Le sociologue explique également que l’application du décret impose également des sacrifices financiers qui ne sont pas évidents pour toutes les catégories sociales. Plafonné à 40 DA, selon les pouvoirs publics, il était encore proposé à 100 DA hier. “L'opacité cognitive (où le trouver ? À quel prix ?) peut aussi être à l'origine de la non-adhésion au masque. Ce qui ne peut que favoriser la débrouillardise et les détournements multiples” pouvant aboutir à un véritable “marché informel qui transgresse les normes fixées par les pouvoirs publics”.
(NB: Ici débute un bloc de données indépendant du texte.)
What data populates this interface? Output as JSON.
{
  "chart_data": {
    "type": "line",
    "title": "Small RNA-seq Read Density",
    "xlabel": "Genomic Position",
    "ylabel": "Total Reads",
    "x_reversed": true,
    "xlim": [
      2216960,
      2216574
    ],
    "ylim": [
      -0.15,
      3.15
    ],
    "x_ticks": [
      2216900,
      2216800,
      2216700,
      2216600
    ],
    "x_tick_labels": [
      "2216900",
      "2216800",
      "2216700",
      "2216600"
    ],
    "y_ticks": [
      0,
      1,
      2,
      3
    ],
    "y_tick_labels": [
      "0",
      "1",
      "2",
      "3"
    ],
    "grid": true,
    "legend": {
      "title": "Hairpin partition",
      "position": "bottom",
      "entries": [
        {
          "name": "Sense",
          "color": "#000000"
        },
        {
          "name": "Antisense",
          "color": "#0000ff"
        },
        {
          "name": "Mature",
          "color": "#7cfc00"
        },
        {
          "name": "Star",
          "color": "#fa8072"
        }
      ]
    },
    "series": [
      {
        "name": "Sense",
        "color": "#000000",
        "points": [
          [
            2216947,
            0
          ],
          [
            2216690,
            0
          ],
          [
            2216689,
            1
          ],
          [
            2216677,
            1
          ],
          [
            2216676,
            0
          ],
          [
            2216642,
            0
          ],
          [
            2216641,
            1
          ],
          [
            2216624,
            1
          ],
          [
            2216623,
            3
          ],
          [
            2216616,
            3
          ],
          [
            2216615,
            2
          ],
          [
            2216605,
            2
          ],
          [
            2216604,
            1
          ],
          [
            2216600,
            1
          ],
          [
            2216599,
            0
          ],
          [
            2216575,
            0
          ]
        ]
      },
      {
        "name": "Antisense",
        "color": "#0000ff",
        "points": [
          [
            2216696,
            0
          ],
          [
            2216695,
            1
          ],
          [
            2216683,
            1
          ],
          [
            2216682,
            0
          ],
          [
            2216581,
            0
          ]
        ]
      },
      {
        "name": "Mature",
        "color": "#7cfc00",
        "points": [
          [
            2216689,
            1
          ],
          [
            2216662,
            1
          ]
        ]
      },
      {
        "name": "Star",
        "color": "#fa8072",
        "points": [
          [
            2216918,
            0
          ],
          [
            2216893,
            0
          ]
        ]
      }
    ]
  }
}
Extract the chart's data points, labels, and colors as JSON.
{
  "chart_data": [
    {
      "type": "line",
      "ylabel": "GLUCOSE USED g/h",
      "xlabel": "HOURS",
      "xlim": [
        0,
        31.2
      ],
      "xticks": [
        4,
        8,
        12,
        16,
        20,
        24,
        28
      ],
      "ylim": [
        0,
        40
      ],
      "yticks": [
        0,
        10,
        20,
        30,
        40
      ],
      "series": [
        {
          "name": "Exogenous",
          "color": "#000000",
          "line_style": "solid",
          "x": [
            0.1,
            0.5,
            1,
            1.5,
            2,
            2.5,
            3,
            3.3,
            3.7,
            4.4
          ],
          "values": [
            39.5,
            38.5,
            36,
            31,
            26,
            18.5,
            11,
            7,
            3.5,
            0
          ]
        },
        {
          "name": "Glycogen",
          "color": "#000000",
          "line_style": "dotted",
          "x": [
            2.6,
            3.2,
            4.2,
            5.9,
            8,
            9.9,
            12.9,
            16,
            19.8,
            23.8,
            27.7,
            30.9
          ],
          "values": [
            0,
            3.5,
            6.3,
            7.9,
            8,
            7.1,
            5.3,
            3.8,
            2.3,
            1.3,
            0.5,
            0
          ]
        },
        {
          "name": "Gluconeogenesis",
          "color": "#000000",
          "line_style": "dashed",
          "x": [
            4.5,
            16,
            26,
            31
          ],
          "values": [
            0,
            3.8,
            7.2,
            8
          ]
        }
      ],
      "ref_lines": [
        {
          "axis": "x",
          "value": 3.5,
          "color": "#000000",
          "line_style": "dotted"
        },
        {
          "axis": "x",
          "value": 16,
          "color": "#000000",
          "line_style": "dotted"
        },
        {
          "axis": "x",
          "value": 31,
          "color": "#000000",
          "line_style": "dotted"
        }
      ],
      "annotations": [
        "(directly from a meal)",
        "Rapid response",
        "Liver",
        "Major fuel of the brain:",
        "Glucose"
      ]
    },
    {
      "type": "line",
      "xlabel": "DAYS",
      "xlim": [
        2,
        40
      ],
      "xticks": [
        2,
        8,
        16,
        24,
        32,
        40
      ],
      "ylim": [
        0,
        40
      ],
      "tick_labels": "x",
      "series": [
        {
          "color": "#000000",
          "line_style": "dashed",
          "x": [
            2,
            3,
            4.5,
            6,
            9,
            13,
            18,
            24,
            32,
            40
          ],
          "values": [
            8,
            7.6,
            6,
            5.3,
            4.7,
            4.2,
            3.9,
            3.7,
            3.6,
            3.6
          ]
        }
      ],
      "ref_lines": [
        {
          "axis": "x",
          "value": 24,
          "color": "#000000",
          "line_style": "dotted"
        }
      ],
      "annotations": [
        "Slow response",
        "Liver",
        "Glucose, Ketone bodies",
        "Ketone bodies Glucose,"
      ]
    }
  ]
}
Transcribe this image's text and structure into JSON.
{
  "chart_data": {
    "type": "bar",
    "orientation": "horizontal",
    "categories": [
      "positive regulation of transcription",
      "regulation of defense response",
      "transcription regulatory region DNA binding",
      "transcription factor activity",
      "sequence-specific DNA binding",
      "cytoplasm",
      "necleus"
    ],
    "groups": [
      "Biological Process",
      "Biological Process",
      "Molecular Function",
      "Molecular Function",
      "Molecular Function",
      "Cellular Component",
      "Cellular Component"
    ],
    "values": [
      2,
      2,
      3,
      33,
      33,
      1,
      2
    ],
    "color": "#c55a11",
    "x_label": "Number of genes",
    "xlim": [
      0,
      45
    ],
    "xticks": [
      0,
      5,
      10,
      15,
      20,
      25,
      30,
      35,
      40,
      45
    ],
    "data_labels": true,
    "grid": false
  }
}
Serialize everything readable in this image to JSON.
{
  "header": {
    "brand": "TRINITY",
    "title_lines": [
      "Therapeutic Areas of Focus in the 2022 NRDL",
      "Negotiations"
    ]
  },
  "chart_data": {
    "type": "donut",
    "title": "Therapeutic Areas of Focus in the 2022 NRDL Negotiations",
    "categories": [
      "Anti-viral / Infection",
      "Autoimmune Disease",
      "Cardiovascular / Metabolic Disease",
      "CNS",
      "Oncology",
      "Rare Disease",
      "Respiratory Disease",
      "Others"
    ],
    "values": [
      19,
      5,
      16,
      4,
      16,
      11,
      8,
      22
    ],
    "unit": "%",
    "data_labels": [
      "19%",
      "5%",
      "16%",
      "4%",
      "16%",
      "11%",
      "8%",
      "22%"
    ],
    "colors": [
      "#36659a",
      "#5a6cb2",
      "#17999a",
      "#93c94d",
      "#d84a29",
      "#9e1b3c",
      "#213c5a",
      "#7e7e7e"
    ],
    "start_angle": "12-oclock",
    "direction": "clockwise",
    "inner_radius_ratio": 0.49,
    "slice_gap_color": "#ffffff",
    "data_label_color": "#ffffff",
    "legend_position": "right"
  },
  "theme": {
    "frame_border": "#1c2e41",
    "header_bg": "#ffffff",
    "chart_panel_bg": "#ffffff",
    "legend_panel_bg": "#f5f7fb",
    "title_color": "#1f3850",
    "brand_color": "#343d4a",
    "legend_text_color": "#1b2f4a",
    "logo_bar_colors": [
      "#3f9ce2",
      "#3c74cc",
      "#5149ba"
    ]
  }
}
Plus généralement, conclut enfin Mohamed Mebtoul, qui déplore le caractère “culpabilisateur” de la démarche verticale des pouvoirs publics, l'acquisition d'une discipline collective, quelles que soient l'urgence et la gravité de la situation, ne peut s'opérer par décret. “Seule la confiance dans une société peut conduire les gens à adhérer au port du masque. Or, la confiance est un processus social et politique (…) Elle est l'âme qui permet à une société de fonctionner sereinement, en s'imposant des normes strictes reconnues et intériorisées par les populations. La confiance s'enracine dans la partage cognitif, une proximité sociale, une compréhension, et une reconnaissance sociale de la personne et, donc, de sa citoyenneté”.